In 1971, bird-watchers found a rare bird near a rest stop picnic table in Patagonia, Arizona. As word got out, birders flocked to the rest stop for a glimpse. Looking for the first rare bird, they found a second. And then another. Soon, the rest stop became famous among bird-watchers.
“The reason is not that it was a particularly good area for birds, but that there were a lot of people birding in the area to find the rare birds,” said Peter Kasper, Accelerator Division scientist and lead bird monitor at Fermilab. The events at this rest stop gave name to a birding phenomenon, the Patagonia Picnic Table Effect.
“And there’s something of that at Fermilab,” Kasper said.
Binocular-bearing birders visit Fermilab from near and far, but the Patagonia Picnic Table Effect doesn’t explain all the allure. Kasper also credits Fermilab’s popularity as a birding site to its diversity of species. Birders have found 287 bird species at Fermilab.
Volunteer bird monitors have tracked Fermilab’s birds for 30 years. A small, dedicated crew — led by Kasper — continues to monitor the birds weekly. Even more bird-watchers come for the annual, daylong Christmas Bird Count, a National Audubon Society event. Last year, the site that includes Fermilab, a circle 15 miles in diameter known as the Fermilab Circle, had 106 observers total — more than any other circle in Illinois.
Dave Spleha, member of the Fermilab Ecological Land Management Committee, has been birding at the lab for 20 years. Spleha helps upkeep Kasper’s online diary, an archive of bird sightings. The sightings are organized into five-year survey periods.
“All this data helps us visualize the changes in the bird population over time,” Spleha said.
Fermilab ecologist Ryan Campbell and the rest of Roads and Grounds also find the data useful.
“Birds are an important part of the ecosystems here at Fermilab, and we are grateful for the dedication of the monitors,” Campbell said. “The rigor of the sampling in this long-term study is a benchmark for the quality of data we’re trying to use in order to inform our ecological land management and protection efforts.”
Fermilab hosts a wide variety of birds because it has wide variety of habitat, including wetlands, grasslands and woodlands. The diversity of species attracts bird-watchers, but it also gives Fermilab an advantage in unofficial birding competitions.
The premise of these competitions is simple. One person looks for birds at one site; the other looks for birds at another. The winner is whoever saw the most bird species in a six-hour window.
“He threw down the gauntlet,” Kasper said of a birder friend who forced him into a competition one day. “Illinois Beach State Park versus Fermilab. I didn’t stand a chance.”

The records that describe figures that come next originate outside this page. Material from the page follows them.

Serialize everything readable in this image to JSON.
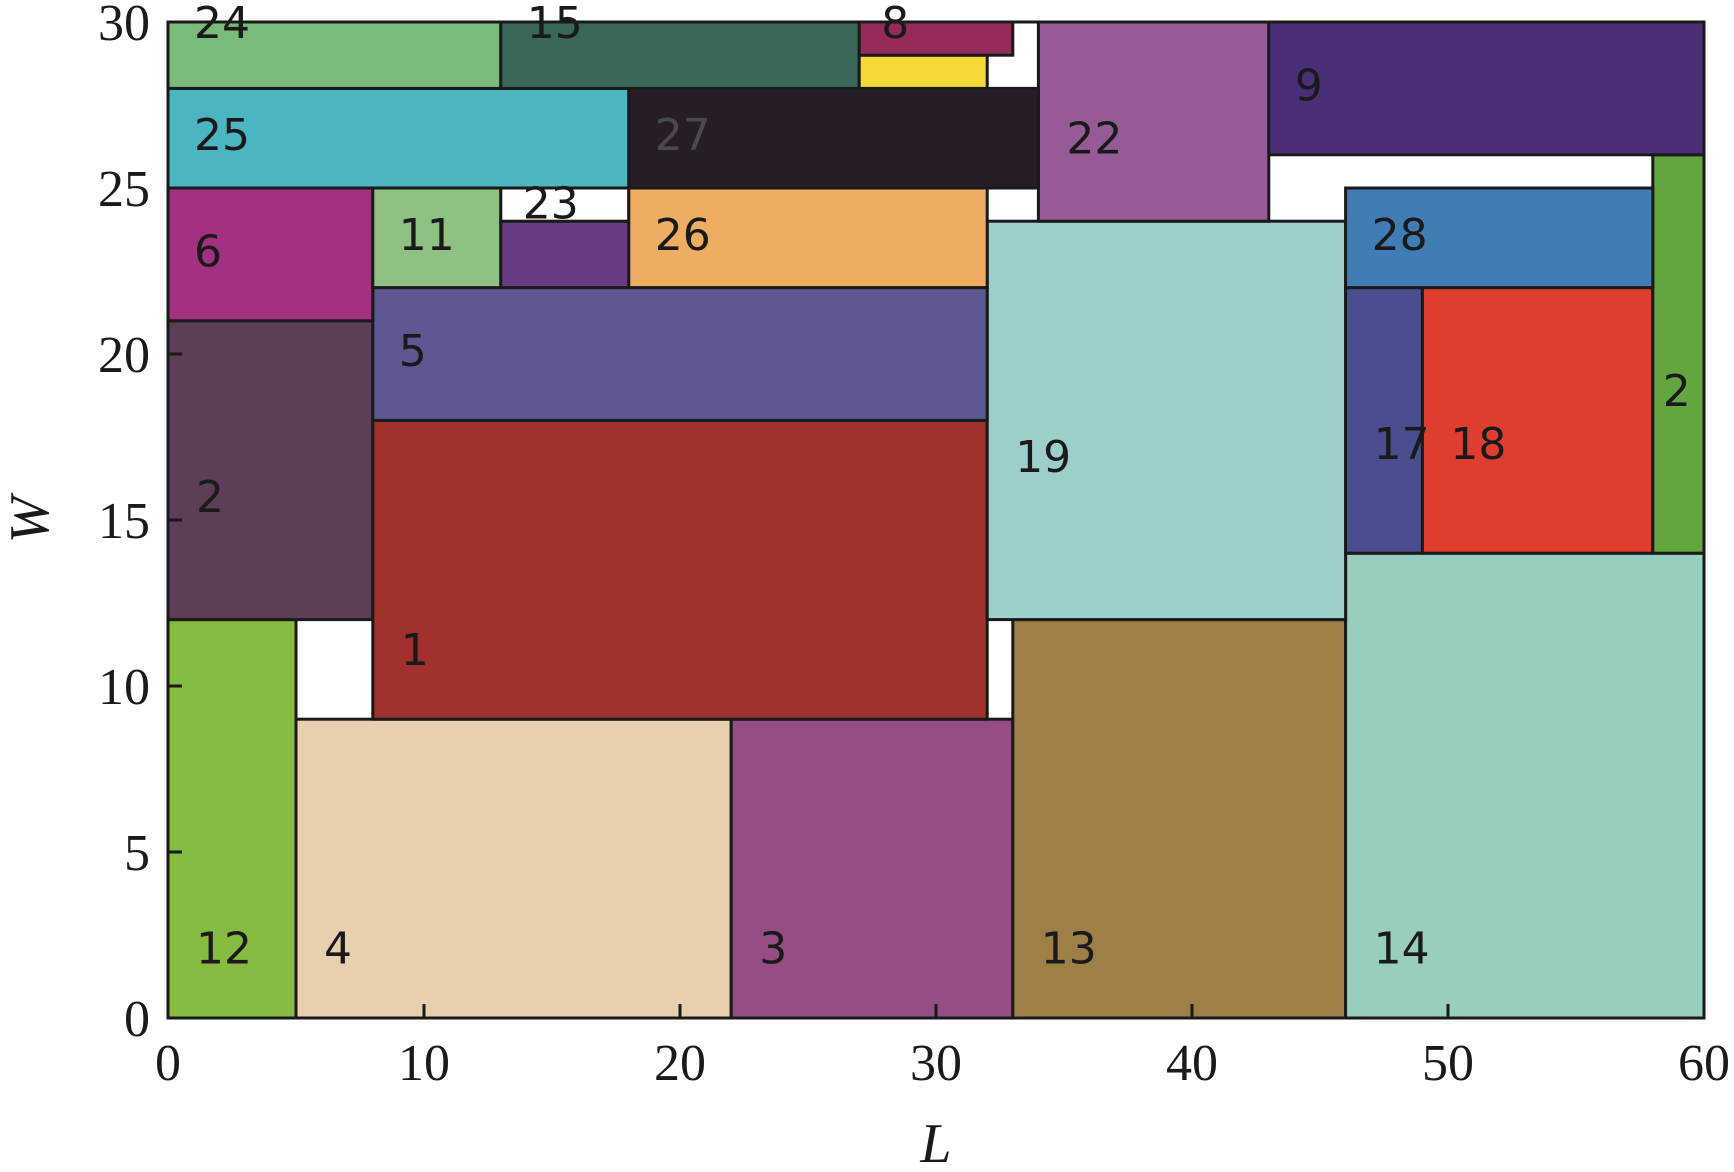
{
  "chart_data": {
    "type": "rectangle_packing",
    "xlabel": "L",
    "ylabel": "W",
    "xlim": [
      0,
      60
    ],
    "ylim": [
      0,
      30
    ],
    "x_ticks": [
      0,
      10,
      20,
      30,
      40,
      50,
      60
    ],
    "y_ticks": [
      0,
      5,
      10,
      15,
      20,
      25,
      30
    ],
    "rectangles": [
      {
        "id": "12",
        "x": 0,
        "y": 0,
        "w": 5,
        "h": 12,
        "color": "#86bb42"
      },
      {
        "id": "4",
        "x": 5,
        "y": 0,
        "w": 17,
        "h": 9,
        "color": "#e8cfae"
      },
      {
        "id": "3",
        "x": 22,
        "y": 0,
        "w": 11,
        "h": 9,
        "color": "#954e84"
      },
      {
        "id": "13",
        "x": 33,
        "y": 0,
        "w": 13,
        "h": 12,
        "color": "#9e7f47"
      },
      {
        "id": "14",
        "x": 46,
        "y": 0,
        "w": 14,
        "h": 14,
        "color": "#97cebf"
      },
      {
        "id": "2",
        "x": 0,
        "y": 12,
        "w": 8,
        "h": 9,
        "color": "#5d3e57"
      },
      {
        "id": "1",
        "x": 8,
        "y": 9,
        "w": 24,
        "h": 9,
        "color": "#a0312c"
      },
      {
        "id": "19",
        "x": 32,
        "y": 12,
        "w": 14,
        "h": 12,
        "color": "#9ccfcc"
      },
      {
        "id": "17",
        "x": 46,
        "y": 14,
        "w": 3,
        "h": 8,
        "color": "#4b4e8e"
      },
      {
        "id": "18",
        "x": 49,
        "y": 14,
        "w": 9,
        "h": 8,
        "color": "#dd3e2f"
      },
      {
        "id": "2",
        "x": 58,
        "y": 14,
        "w": 2,
        "h": 12,
        "color": "#63a53f"
      },
      {
        "id": "5",
        "x": 8,
        "y": 18,
        "w": 24,
        "h": 4,
        "color": "#5d5792"
      },
      {
        "id": "6",
        "x": 0,
        "y": 21,
        "w": 8,
        "h": 4,
        "color": "#a23182"
      },
      {
        "id": "11",
        "x": 8,
        "y": 22,
        "w": 5,
        "h": 3,
        "color": "#8ec182"
      },
      {
        "id": "",
        "x": 13,
        "y": 22,
        "w": 5,
        "h": 2,
        "color": "#6a3a82"
      },
      {
        "id": "23",
        "x": 13,
        "y": 24,
        "w": 5,
        "h": 1,
        "color": "#ffffff"
      },
      {
        "id": "26",
        "x": 18,
        "y": 22,
        "w": 14,
        "h": 3,
        "color": "#eead62"
      },
      {
        "id": "28",
        "x": 46,
        "y": 22,
        "w": 12,
        "h": 3,
        "color": "#417db5"
      },
      {
        "id": "22",
        "x": 34,
        "y": 24,
        "w": 9,
        "h": 6,
        "color": "#965b96"
      },
      {
        "id": "25",
        "x": 0,
        "y": 25,
        "w": 18,
        "h": 3,
        "color": "#4bb5c1"
      },
      {
        "id": "27",
        "x": 18,
        "y": 25,
        "w": 16,
        "h": 3,
        "color": "#271d27"
      },
      {
        "id": "9",
        "x": 43,
        "y": 26,
        "w": 17,
        "h": 4,
        "color": "#4b2e78"
      },
      {
        "id": "24",
        "x": 0,
        "y": 28,
        "w": 13,
        "h": 2,
        "color": "#7aba7a"
      },
      {
        "id": "15",
        "x": 13,
        "y": 28,
        "w": 14,
        "h": 2,
        "color": "#39685a"
      },
      {
        "id": "",
        "x": 27,
        "y": 28,
        "w": 5,
        "h": 1,
        "color": "#f5d936"
      },
      {
        "id": "8",
        "x": 27,
        "y": 29,
        "w": 6,
        "h": 1,
        "color": "#952b5a"
      }
    ]
  }
}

Illinois Beach State Park is on Lake Michigan, a magnet for migrating birds. Though Kasper didn’t out-bird his friend that day, sites sans lakefront make easier adversaries.
Glenn Perricone, Fermilab bird monitor and biology major at Elmhurst College, runs competitions every other month with a birder friend at Pratt’s Wayne Woods Forest Preserve.

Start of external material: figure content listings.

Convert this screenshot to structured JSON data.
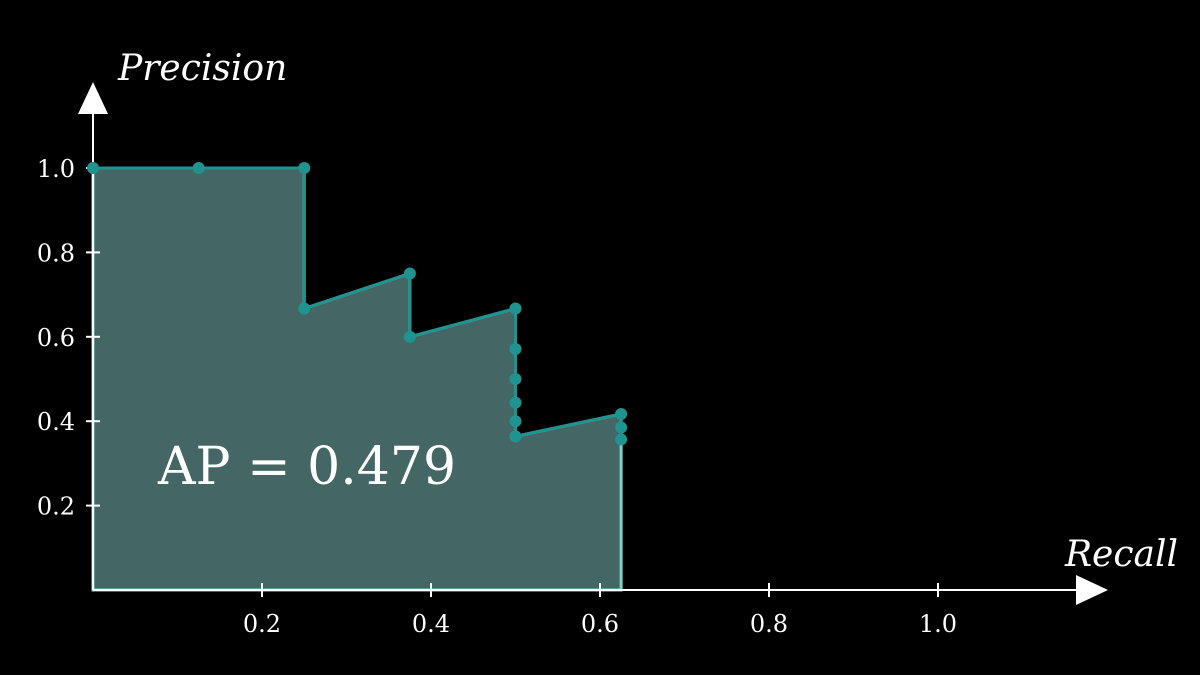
{
  "chart_data": {
    "type": "area",
    "title": "",
    "xlabel": "Recall",
    "ylabel": "Precision",
    "xlim": [
      0,
      1.2
    ],
    "ylim": [
      0,
      1.2
    ],
    "xticks": [
      "0.2",
      "0.4",
      "0.6",
      "0.8",
      "1.0"
    ],
    "yticks": [
      "0.2",
      "0.4",
      "0.6",
      "0.8",
      "1.0"
    ],
    "grid": false,
    "annotation": "AP = 0.479",
    "series": [
      {
        "points": [
          {
            "recall": 0.0,
            "precision": 1.0
          },
          {
            "recall": 0.125,
            "precision": 1.0
          },
          {
            "recall": 0.25,
            "precision": 1.0
          },
          {
            "recall": 0.25,
            "precision": 0.667
          },
          {
            "recall": 0.375,
            "precision": 0.75
          },
          {
            "recall": 0.375,
            "precision": 0.6
          },
          {
            "recall": 0.5,
            "precision": 0.667
          },
          {
            "recall": 0.5,
            "precision": 0.571
          },
          {
            "recall": 0.5,
            "precision": 0.5
          },
          {
            "recall": 0.5,
            "precision": 0.444
          },
          {
            "recall": 0.5,
            "precision": 0.4
          },
          {
            "recall": 0.5,
            "precision": 0.364
          },
          {
            "recall": 0.625,
            "precision": 0.417
          },
          {
            "recall": 0.625,
            "precision": 0.385
          },
          {
            "recall": 0.625,
            "precision": 0.357
          }
        ]
      }
    ],
    "colors": {
      "background": "#000000",
      "axis": "#ffffff",
      "line": "#1f9390",
      "fill": "#446765",
      "fill_edge": "#7ececa",
      "text": "#ffffff"
    }
  }
}
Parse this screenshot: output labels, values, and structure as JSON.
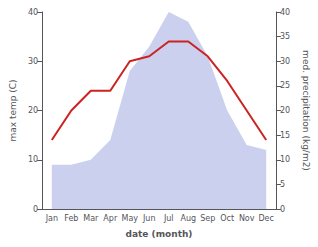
{
  "chart_data": {
    "type": "line",
    "categories": [
      "Jan",
      "Feb",
      "Mar",
      "Apr",
      "May",
      "Jun",
      "Jul",
      "Aug",
      "Sep",
      "Oct",
      "Nov",
      "Dec"
    ],
    "series": [
      {
        "type": "area",
        "axis": "y2",
        "color": "#b8c0e8",
        "values": [
          9,
          9,
          10,
          14,
          28,
          33,
          40,
          38,
          31,
          20,
          13,
          12
        ]
      },
      {
        "type": "line",
        "color": "#cc2222",
        "values": [
          14,
          20,
          24,
          24,
          30,
          31,
          34,
          34,
          31,
          26,
          20,
          14
        ]
      }
    ],
    "xlabel": "date (month)",
    "ylabel": "max temp (C)",
    "y2label": "med. precipitation (kg/m2)",
    "ylim": [
      0,
      40
    ],
    "yticks": [
      0,
      10,
      20,
      30,
      40
    ],
    "y2lim": [
      0,
      40
    ],
    "y2ticks": [
      0,
      5,
      10,
      15,
      20,
      25,
      30,
      35,
      40
    ],
    "grid": false
  }
}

“We just bird our brains out,” Perricone said. “We go all over the place looking for as many species as we can find. It’s fun. It’s friendly competition.” Perricone usually wins these games, but attributes his success to the many bodies of water at Fermilab, which allow him to crush the competition in shorebirds and waterfowl. The real benefits of species diversity at Fermilab, however, lie elsewhere.
“We see species diversity as the measure of the quality of the habitat,” Kasper said. The goals are to maintain this diversity, an indicator of healthy habitats, continue taking accurate data for Kasper’s web diary, and enjoy birding for what it is — not to win.
“Birding for me is not about the silly competitions,” Perricone said. “It’s about being in nature. I’m out here seeing amazing things that normally people just drive or walk past and don’t even think twice about.”